Don't trust my mother's man

by

May 31, 2017

Dear Pastor,

I am 14 and I want to tell you about my problems. My mother has three of us and I am the youngest. The first child is a girl and she is living with her boyfriend.

My brother is living with his father. His father is a good man. My mother always says that he was the best man she ever had.

My father accused my mother of cheating on him when they were together. She says he was too jealous, but seeing how my mother is living, I believe she was cheating on my father.

My father supported my mother, but he was married. My mother wanted him to leave his wife and he said no.

He wanted to take me to live with him, but his wife told him that if he had me before he was married, she wouldn't have any problem with that. But he got my mother pregnant after he was married to her.

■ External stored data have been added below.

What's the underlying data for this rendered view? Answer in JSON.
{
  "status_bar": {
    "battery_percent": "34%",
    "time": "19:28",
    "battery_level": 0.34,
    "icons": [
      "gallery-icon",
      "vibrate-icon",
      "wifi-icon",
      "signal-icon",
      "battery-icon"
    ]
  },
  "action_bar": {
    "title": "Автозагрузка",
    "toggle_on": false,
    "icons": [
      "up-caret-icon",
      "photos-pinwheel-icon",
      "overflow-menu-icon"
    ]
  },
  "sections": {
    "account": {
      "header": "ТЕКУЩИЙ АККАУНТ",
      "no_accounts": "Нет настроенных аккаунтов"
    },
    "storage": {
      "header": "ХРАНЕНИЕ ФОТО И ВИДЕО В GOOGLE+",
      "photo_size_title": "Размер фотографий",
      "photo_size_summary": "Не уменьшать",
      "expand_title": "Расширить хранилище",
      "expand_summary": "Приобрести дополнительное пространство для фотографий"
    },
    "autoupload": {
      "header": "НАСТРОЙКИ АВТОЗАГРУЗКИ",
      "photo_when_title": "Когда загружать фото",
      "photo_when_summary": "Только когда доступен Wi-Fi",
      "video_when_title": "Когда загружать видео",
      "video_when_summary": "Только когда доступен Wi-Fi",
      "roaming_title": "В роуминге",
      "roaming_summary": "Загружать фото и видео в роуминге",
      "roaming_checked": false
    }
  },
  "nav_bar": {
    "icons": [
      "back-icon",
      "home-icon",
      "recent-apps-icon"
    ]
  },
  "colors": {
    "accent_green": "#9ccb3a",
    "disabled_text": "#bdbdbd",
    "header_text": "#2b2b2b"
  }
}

She told me I can visit my father, but she could not take me. Because of me, my father used to help my mother pay her rent and when his wife found out, she told him that he had to stop.

He continued to do it. Then my mother started to allow her man to sleep with her in the house. My father found out that a man was sleeping there, so he stopped helping my mother to pay the rent.

DOMESTIC WORK

The same man my mother was sleeping with moved in permanently. My mother does day's work and it is the money that my father gives her that she is using and helping to feed this man.

I don't want to tell my father that this man is eating his labour. I don't like living here. I spend most of my time at my grandmother's house.

When I am there I have my own room. Since this man moved in on us, only a sheet separates my bed from the bed he is sleeping with my mother. And when they think I am sleeping, I am not. I hear everything.

One day I was using the bathroom and this man pushed the door and came in on me. I complained to my mother, and she said he did not know I was in the bathroom.

He commented on my breasts. My mother told me he is not so crazy to interfere with me. My mother defends him all the time. She said he was only joking about my breasts.

Do you think I should take that as a joke? My mother is very bad, because I know that she is having an affair with another man.

I don't trust the man who is living here, he is always watching me.

E.B.

Dear E.B.,

I suggest that you tell your father that you are not happy living with your mother, and that you prefer to live with his mother. Therefore, he should ask your grandmother whether she would be willing to have you live with her.

You father has been supporting you, so I am assuming that your mother will not be willing to allow you to live with your grandmother, because your father would cease giving her money to support you. The money would go to your grandmother and you would be much more comfortable.

Judging by what you said, your mother lives carelessly. She has had a number of men in her life. And although, she has had three children, she continues to be promiscuous.

Your mother doesn't have any shame, she doesn't have good morals. She should not allow a man to be sleeping with her in the same room with you.

One little curtain cannot separate a teenager from a grown woman and a man. That does not give them enough privacy.

Unless it becomes necessary, you don't have to tell your father what you mentioned here to me. Don't be surprised if he questions you a lot.

Concerning the position his wife has taken, don't hold that against her. But be glad that she has accepted you as his daughter and that she is willing to assist you occasionally.

Your mother seems not to be satisfied with what the man she is living with is giving her. So it seems that she has another man or, perhaps, other men, with him.

I repeat, talk to your father about your present situation and tell him that you are willing to live with your grandmother.

If your mother objects to your leaving, you might be forced to tell him much more than what you would like to.